Figure 3. Diversity in PSD95-eGFP nanostructure within the CA1 radial gradient.

(a) A CA1 injected pyramidal neuron with dendritic arborisations extending basally into the CA1^SO, and apically through the CA1^SR and terminating in the CA1^SLM. (b) Fluorescence expression of PSD95eGFP in the radial gradient of the hippocampus captured at low magnification (20x) from the same microscopic field as shown in (a). (c) PSD density (per 20 μm²) plotted as a function of distance from the CA1 soma layer. Different sub-fields of the CA1 are denoted with grey bars above the graph. Dotted line describes the Pearsons correlation analysis within the CA1^SR. (d) Mean fluorescence intensity of NCs as a function of distance from the CA1 soma layer. (e) PSD diameter as a function of distance from the CA1 soma layer. (f) NC diameter as a function of distance from the soma layer. (g) Mean number of NCs per PSD as a function of distance from the CA1 soma layer. (h) Fractional population (%) of 1NC-PSDs (black line, left axis) and 3+NC-PSDs (grey line, right axis) plotted as a function of distance from the soma layer.

Figure 4. Quantitative analysis of PSD95 building block principle.

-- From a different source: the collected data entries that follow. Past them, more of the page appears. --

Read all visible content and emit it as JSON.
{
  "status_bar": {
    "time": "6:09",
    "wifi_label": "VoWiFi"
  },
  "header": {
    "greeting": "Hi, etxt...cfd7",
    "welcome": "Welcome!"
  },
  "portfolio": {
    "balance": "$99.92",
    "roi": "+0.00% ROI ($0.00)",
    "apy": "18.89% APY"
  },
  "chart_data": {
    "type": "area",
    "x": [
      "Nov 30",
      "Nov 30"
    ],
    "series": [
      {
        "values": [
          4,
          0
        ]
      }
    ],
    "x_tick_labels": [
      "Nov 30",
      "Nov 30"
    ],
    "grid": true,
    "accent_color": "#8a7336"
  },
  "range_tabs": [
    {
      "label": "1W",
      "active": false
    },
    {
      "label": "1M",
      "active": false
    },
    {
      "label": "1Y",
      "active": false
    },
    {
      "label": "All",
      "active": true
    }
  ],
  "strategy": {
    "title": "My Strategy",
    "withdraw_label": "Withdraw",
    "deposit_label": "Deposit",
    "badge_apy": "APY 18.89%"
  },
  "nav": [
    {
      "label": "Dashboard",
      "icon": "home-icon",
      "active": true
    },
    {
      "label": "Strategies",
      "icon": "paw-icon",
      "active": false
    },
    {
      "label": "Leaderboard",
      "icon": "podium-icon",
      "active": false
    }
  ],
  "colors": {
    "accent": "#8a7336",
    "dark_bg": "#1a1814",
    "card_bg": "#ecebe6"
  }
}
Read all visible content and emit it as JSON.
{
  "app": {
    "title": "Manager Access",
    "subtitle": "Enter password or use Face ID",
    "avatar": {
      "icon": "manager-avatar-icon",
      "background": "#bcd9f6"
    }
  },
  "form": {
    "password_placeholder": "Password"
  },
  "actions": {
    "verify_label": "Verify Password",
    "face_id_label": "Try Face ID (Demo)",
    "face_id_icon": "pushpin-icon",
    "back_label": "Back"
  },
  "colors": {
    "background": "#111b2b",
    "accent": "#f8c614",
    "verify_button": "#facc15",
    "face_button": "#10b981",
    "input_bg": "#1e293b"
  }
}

Panels a–f show quantifications from g-STED data. (a) Scatter plots of the diameter and integrated fluorescence intensity of 600 randomly selected PSDs from the CA1^SO with 200 PSDs from each of the three synapse subtypes plotted in their own respective colour coded plots (upper graph) and plotted together (lower graph). Not only is there a correlation in size and total fluorescence intensity (as expected), but with higher number of NCs per PSD, the size and intensity of PSD fluorescence also become larger. Thus, PSDs in synapses of different subtypes can be characterised by their size and intensity. (b) Histogram of PSD integrated intensity values in different synapse subtypes. (c) Histogram of PSD diameters in different synapse subtypes. (d) Scatter plots of the diameter and integrated fluorescence intensity of 600 randomly selected NCs from the CA1^SO with 200 NCs from each of the three synapse subtypes plotted in their respective colour coded plots (upper graph) and plotted together (lower graph). While there is an expected positive correlation between the size and integrated fluorescence intensity of NCs, little difference is observed between the three populations. Thus, NCs belonging to different synapse subtypes are similar structures. (e) Bar chart of the integrated intensity of NCs from different synapse subtypes. (f) Bar chart of the diameter of NCs from different synapse subtypes. Panels g–j show quantifications from PALM data. (g) Histogram of total PSD localisations in different synapse subtypes. (h) Histogram of PSD diameters in different synapse subtypes. (i) Histogram of the total NC localisations in different synapse subtypes. (j) Histogram of NC diameters in different synapse subtypes.